Performance Artist Naama Tsabar Reflects On Gender Power Relations And Human Behaviors
- Name
- Naama Tsabar
- Words
- Devid Gualandris
New York-based multimedia artist Naama Tsabar creates minimal sculptural installations using materials and objects, altering these in suggestive and sensuous ways. With feminist motives recurring throughout her ouvre, her work questions and dismantles the systems around us while introducing new ways of moving forward.
Originally from Israel, Tsabar has exhibited her pieces internationally, with performances at the Palais de Tokyo in Paris, at the Kunsthaus Baselland in Switzerland, and at the Guggenheim Museum in New York, amongst others. Existing somewhere between contemporary art and musical performance, her renowned sonic installations include familiar kinds of music gear reconfigured in new ways, and made sculptural in their appearance and interactive in their purpose. From broken guitars reconnected with strings to amplifiers and canvases, her sculptures have the ability to output sound through human encounter and transport it into a room via the process of composing a performance.
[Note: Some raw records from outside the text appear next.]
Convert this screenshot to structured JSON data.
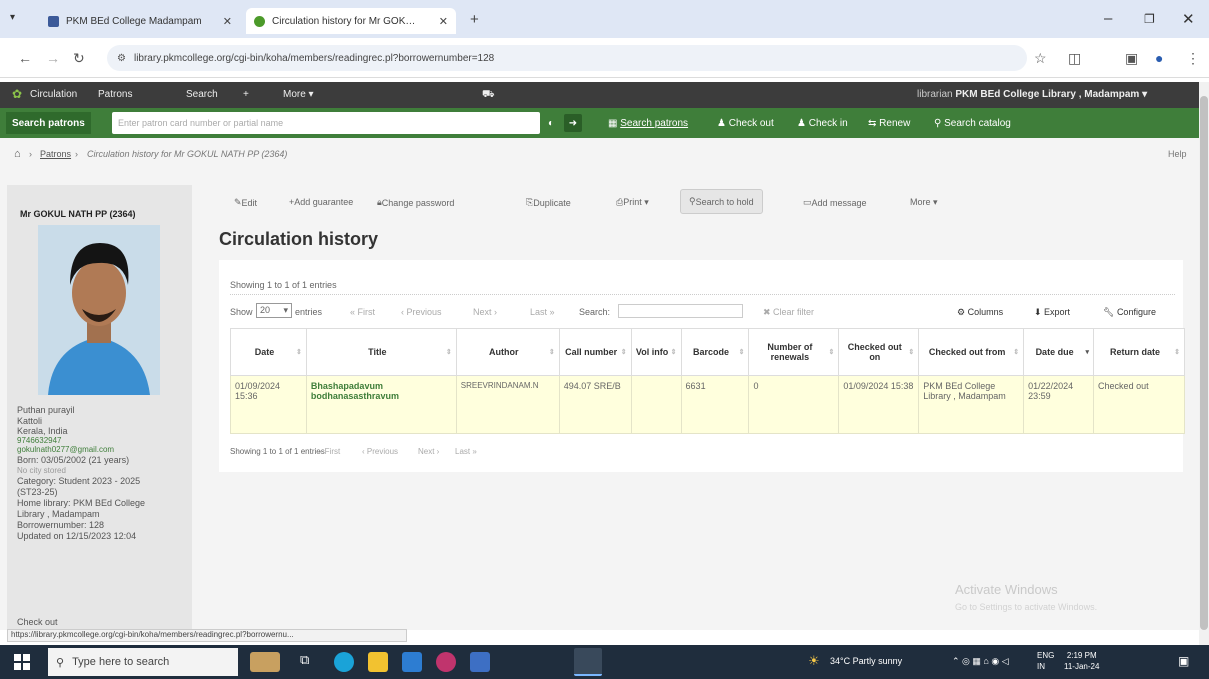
{
  "browser": {
    "tabs": [
      {
        "title": "PKM BEd College Madampam",
        "active": false
      },
      {
        "title": "Circulation history for Mr GOK…",
        "active": true
      }
    ],
    "url": "library.pkmcollege.org/cgi-bin/koha/members/readingrec.pl?borrowernumber=128"
  },
  "nav": {
    "items": [
      "Circulation",
      "Patrons",
      "Search",
      "+",
      "More ▾"
    ],
    "user_prefix": "librarian",
    "library": "PKM BEd College Library , Madampam ▾"
  },
  "search": {
    "button": "Search patrons",
    "placeholder": "Enter patron card number or partial name",
    "links": [
      "Search patrons",
      "Check out",
      "Check in",
      "Renew",
      "Search catalog"
    ]
  },
  "breadcrumb": {
    "home": "⌂",
    "patrons": "Patrons",
    "current": "Circulation history for Mr GOKUL NATH PP (2364)",
    "help": "Help"
  },
  "patron": {
    "name": "Mr GOKUL NATH PP (2364)",
    "lines": [
      "Puthan purayil",
      "Kattoli",
      "Kerala, India",
      "9746632947",
      "gokulnath0277@gmail.com",
      "Born: 03/05/2002 (21 years)",
      "No city stored",
      "Category: Student 2023 - 2025",
      "(ST23-25)",
      "Home library: PKM BEd College",
      "Library , Madampam",
      "Borrowernumber: 128",
      "Updated on 12/15/2023 12:04"
    ],
    "checkout": "Check out"
  },
  "toolbar": [
    "Edit",
    "Add guarantee",
    "Change password",
    "Duplicate",
    "Print ▾",
    "Search to hold",
    "Add message",
    "More ▾"
  ],
  "page_title": "Circulation history",
  "table": {
    "showing_top": "Showing 1 to 1 of 1 entries",
    "show": "Show",
    "show_value": "20",
    "entries": "entries",
    "pager": [
      "« First",
      "‹ Previous",
      "Next ›",
      "Last »"
    ],
    "search_label": "Search:",
    "clear_filter": "Clear filter",
    "tools": [
      "Columns",
      "Export",
      "Configure"
    ],
    "headers": [
      "Date",
      "Title",
      "Author",
      "Call number",
      "Vol info",
      "Barcode",
      "Number of renewals",
      "Checked out on",
      "Checked out from",
      "Date due",
      "Return date"
    ],
    "row": {
      "date": "01/09/2024 15:36",
      "title": "Bhashapadavum bodhanasasthravum",
      "author": "SREEVRINDANAM.N",
      "call": "494.07 SRE/B",
      "vol": "",
      "barcode": "6631",
      "renewals": "0",
      "checked_out_on": "01/09/2024 15:38",
      "from": "PKM BEd College Library , Madampam",
      "due": "01/22/2024 23:59",
      "returned": "Checked out"
    },
    "showing_bottom": "Showing 1 to 1 of 1 entries"
  },
  "status_url": "https://library.pkmcollege.org/cgi-bin/koha/members/readingrec.pl?borrowernu...",
  "watermark": {
    "title": "Activate Windows",
    "sub": "Go to Settings to activate Windows."
  },
  "taskbar": {
    "search": "Type here to search",
    "weather": "34°C  Partly sunny",
    "lang1": "ENG",
    "lang2": "IN",
    "time": "2:19 PM",
    "date": "11-Jan-24"
  }
}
In her highly praised exhibition ‘Transition’, various interactive musical instruments—a quadrangular enclosure of 16 vocal microphones, several wall-based canvas works with wires, knobs, and cable sockets, and large rectangular felt sheets—compose an ensemble of intimate compositions and relationships, both spatially and socially. As viewers and performers move through the gallery’s acoustic landscape and activate the artworks, they breach the border between their own body and the art object, expanding the latter to a different field of action, one that is in a constant state of transition.
In all her works, Tsabar uses sound to expose the various social and economic power relationships at play in art venues, the music industry, and other cultural spheres. Her art is an escape from the masculine world and an attempt to destabilize the systems of power and hierarchy dominating the creative world. In ‘Melodies of Certain Damage’, she explores the climatic, macho moment when the guitar is broken at the end of a music performance, repurposing this act of male bravado into a new sound and new beginning. Reinserting the shattered pieces of the guitar into a new working order and a new kind of instrument, Tsbar invites viewers to interact with the sculpture and recast the original object into new territory where the performers insert themselves into.